Berthold “Bert” Brosmith is not the best-known architect to have ever worked in Sarasota, but he is one of the most important.
He ran Paul Rudolph’s office here in the 1950s — Rudolph became dean of architecture at Yale in 1958 — and oversaw construction of Rudolph’s much-admired and recently renovated addition to Sarasota High School.
He also worked with I.M. Pei on the design of the 1965 “Pei Dormitories” at New College. His list of notable houses in Sarasota includes a 1962 addition to the Tim Seibert-designed Hiss Studio in Lido Shores and the 1965 Dawson House on Indian Beach Drive.
Brosmith died Jan. 23 in Bethel, Connecticut, at 86.
“He was an outstanding architect — he studied under Louis Kahn at Penn, and then he ran Rudolph’s office,” said Carl Abbott, who was Brosmith’s only employee in his Sarasota office in 1960. “So he worked with the two best architects in the world.

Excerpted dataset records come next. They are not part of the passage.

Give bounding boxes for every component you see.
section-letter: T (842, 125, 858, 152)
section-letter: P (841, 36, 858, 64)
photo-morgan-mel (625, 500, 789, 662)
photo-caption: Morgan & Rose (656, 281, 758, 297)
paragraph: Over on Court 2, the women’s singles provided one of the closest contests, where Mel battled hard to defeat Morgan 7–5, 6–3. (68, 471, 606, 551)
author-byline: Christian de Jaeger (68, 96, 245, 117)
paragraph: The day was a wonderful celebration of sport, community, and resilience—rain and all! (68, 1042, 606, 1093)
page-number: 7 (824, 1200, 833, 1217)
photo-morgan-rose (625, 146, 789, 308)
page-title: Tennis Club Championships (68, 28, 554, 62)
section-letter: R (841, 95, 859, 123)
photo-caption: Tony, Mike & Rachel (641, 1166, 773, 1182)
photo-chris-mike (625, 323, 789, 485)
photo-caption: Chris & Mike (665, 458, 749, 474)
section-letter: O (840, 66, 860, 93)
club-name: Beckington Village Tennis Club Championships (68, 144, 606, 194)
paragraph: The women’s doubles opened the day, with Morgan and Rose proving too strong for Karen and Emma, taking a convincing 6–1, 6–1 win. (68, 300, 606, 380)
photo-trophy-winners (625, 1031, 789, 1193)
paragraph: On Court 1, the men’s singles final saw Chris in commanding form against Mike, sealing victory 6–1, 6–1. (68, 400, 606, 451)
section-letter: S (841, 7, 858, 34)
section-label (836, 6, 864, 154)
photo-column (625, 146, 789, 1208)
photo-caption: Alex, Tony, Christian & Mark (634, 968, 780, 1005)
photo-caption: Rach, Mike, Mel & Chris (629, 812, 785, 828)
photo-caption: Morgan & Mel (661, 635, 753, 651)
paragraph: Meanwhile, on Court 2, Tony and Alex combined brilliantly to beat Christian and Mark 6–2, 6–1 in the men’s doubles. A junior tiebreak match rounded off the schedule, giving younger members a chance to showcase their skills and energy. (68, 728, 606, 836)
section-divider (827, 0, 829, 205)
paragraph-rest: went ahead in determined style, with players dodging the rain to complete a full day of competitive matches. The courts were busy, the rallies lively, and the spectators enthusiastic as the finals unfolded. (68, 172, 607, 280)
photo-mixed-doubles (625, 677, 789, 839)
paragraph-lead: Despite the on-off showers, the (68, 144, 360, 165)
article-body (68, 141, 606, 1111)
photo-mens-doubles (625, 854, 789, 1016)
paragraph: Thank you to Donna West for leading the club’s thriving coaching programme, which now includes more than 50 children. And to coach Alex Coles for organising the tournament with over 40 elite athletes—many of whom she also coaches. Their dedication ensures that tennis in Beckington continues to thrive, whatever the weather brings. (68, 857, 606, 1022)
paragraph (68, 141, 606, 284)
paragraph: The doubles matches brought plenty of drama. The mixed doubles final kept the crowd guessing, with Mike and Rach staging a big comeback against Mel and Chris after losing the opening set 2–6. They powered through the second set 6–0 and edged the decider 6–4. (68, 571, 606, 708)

“And, he was an intellectual. Bert could out-think anybody. He would work and work on a project, and if he wasn’t pleased, he would scrap it, even if the client liked it.”
Tampa architect John Howey interviewed Brosmith when he was writing “The Sarasota School of Architecture,” and also met him when Sarasota High School’s addition was under construction in the late 1950s.
“He was a very bright guy, very talented,” said Howey. “Everything was precise, perfect — he was probably more of a perfectionist than Rudolph.”
Of all the “Sarasota school” architects, Brosmith was “the most gentlemanly,” said Howey.
Abbott disputes that, however.
“He was hell to work with, a taskmaster,” Abbott said. “He would rip you apart. I think that came from Rudolph. I worked every night, and Saturdays we worked a half day — and some Sunday afternoons.
“But he was a good man, an important architect and a big part of my professional life.”
Fort Myers architect Joyce Owens interviewed Brosmith several years ago. In the resulting article, she wrote that he focused on “architecture as space, which he still felt is the essence of architecture. It’s not about focusing on what is built, i.e., the walls, floors, doors and windows, but defining boundaries and connections between functions and the outdoors and understanding how a person navigates between spaces.”
After starting his own office in 1960, Brosmith designed a juvenile detention facility on 17th Street in Sarasota with noted local designer Frank Folsom Smith.
In the mid-1960s, he moved to New York and worked for Perkins and Will until 1969, and then as a partner in Juster, Brosmith, Levine Architects and Planners before establishing his own practice in Pound Ridge, New York.